Hoy La Paz vive días difíciles. Las calles vacías, las filas interminables, la incertidumbre por el abastecimiento y la preocupación de miles de familias forman parte de una realidad que golpea a todos, sin distinción. También golpea a los pequeños emprendimientos, a los trabajadores independientes, a quienes viven del día a día y a los medios de comunicación que continúan informando pese a las dificultades.
En T Informas Bolivia hemos decidido seguir adelante. Lo hacemos porque creemos en el periodismo para la gente. Lo hacemos porque entendemos que, precisamente en los momentos más complejos, la información se vuelve una necesidad y no un lujo.
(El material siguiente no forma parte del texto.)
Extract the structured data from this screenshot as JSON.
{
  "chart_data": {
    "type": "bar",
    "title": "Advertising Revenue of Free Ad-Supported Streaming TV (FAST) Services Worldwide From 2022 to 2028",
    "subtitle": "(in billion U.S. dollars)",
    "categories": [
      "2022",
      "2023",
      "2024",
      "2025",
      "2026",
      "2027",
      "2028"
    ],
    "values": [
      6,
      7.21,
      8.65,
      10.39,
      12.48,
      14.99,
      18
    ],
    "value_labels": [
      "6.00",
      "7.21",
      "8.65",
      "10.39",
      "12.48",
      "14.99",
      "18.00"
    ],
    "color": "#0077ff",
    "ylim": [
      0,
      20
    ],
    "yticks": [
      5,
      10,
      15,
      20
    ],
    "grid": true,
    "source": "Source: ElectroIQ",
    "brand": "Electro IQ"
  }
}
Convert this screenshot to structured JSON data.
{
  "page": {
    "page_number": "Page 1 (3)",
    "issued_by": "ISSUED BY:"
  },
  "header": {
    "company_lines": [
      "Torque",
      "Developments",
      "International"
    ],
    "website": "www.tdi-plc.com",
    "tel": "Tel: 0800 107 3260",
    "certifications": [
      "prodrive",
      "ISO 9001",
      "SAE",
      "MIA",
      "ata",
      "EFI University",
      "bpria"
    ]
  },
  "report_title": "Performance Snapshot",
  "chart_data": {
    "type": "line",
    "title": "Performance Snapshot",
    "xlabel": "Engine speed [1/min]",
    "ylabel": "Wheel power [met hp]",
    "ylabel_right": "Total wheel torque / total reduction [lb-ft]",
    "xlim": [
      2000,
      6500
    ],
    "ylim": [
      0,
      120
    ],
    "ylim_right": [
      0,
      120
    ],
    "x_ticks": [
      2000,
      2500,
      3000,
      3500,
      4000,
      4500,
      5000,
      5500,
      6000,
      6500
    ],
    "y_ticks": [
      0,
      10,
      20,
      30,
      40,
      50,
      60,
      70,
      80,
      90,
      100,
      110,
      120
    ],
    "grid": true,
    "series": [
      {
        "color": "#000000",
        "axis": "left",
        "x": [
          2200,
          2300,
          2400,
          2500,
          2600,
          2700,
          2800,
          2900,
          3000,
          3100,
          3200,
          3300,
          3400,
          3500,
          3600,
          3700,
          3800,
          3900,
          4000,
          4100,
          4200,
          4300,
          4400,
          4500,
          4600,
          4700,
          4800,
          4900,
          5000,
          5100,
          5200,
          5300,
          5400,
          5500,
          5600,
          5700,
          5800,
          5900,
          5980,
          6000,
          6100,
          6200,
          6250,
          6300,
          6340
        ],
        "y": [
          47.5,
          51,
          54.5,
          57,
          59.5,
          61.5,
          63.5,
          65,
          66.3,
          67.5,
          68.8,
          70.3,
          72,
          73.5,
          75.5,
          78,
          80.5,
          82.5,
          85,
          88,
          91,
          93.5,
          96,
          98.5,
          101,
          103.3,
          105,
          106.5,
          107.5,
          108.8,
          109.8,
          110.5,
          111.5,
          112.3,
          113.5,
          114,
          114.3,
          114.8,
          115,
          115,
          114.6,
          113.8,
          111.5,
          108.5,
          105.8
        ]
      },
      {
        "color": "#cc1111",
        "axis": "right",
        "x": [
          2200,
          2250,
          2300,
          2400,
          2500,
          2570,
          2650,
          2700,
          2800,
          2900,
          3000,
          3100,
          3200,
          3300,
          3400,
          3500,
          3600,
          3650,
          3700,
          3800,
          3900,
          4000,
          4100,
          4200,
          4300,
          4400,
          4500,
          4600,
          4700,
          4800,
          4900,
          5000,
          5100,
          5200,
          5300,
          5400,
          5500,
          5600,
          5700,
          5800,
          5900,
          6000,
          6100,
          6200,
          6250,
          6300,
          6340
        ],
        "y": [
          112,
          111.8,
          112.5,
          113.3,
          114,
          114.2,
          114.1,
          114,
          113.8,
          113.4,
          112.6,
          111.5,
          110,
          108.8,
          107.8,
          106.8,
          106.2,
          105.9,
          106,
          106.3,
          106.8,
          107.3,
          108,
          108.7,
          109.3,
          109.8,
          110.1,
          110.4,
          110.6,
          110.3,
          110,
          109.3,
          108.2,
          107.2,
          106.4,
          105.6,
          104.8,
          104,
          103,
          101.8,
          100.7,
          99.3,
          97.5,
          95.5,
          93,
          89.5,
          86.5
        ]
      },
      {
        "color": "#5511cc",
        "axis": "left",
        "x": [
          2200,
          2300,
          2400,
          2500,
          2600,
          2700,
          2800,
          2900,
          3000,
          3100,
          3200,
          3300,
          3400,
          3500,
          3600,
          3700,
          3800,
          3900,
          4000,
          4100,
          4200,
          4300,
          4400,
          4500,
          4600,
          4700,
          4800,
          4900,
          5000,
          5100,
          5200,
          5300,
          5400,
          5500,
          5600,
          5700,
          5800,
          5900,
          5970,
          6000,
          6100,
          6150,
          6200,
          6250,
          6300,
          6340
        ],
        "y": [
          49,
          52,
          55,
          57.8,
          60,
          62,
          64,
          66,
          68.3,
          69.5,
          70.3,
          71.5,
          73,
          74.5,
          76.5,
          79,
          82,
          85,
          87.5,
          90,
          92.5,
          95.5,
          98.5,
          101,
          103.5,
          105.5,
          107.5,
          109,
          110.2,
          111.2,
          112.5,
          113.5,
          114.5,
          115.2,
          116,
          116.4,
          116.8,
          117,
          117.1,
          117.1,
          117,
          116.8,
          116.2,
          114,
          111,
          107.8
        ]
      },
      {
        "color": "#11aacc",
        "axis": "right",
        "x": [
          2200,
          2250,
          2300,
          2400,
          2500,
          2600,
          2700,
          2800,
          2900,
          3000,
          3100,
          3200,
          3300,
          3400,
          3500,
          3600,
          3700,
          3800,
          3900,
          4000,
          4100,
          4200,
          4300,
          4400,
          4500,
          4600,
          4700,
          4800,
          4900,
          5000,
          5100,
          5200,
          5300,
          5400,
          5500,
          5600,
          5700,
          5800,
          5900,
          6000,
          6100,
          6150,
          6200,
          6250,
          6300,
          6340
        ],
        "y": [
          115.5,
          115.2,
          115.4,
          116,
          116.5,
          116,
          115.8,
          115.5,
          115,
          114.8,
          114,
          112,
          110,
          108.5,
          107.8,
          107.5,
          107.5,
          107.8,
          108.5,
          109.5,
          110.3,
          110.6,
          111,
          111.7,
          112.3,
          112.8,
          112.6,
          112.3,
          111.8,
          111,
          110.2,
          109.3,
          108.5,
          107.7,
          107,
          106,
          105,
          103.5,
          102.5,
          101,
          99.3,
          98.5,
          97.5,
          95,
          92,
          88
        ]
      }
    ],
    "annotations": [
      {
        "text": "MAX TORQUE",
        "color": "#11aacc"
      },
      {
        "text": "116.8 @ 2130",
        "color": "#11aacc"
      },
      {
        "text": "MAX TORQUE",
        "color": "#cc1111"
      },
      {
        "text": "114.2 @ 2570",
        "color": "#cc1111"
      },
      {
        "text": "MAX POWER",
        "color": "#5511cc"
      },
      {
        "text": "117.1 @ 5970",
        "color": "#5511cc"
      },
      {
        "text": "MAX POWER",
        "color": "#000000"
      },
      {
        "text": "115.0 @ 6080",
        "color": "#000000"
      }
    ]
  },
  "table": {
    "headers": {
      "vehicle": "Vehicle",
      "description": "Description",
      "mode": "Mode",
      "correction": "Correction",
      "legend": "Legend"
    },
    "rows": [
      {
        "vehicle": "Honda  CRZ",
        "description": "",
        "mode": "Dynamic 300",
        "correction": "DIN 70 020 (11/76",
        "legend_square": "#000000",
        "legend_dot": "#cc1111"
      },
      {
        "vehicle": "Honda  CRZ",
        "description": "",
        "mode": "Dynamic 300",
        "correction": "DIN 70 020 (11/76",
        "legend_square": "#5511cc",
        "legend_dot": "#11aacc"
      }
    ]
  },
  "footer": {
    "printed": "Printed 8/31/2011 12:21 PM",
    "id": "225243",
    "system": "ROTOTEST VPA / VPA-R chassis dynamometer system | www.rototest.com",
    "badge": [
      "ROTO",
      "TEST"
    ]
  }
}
Durante estos años hemos abierto nuestras plataformas a cientos de empresas, instituciones, emprendimientos y organizaciones. Hemos difundido lanzamientos, campañas, actividades solidarias, aniversarios, logros empresariales y muchas historias que merecían ser contadas. Lo hemos hecho convencidos de que crecer juntos es posible.
Sin embargo, en medio de esta crisis surge una reflexión inevitable.
Muchas veces recibimos llamadas, mensajes y solicitudes para publicar una nota, una actividad o una noticia comercial. Y, aunque siempre tratamos de colaborar, pocas veces alguien pregunta cómo estamos, si logramos operar con normalidad o qué dificultades enfrentamos para mantener nuestro trabajo diario.
No se trata únicamente de publicidad. Tampoco de una obligación. Se trata de empatía.
Porque cuando una ciudad sufre, todos sufrimos. Cuando una economía se desacelera, todos sentimos sus efectos. Cuando un pequeño emprendimiento lucha por mantenerse de pie, cada gesto cuenta.
A veces el apoyo puede traducirse en una pauta publicitaria. Otras veces en una alianza, una recomendación o simplemente en la voluntad de acompañar a quienes también están haciendo esfuerzos para seguir aportando desde su espacio.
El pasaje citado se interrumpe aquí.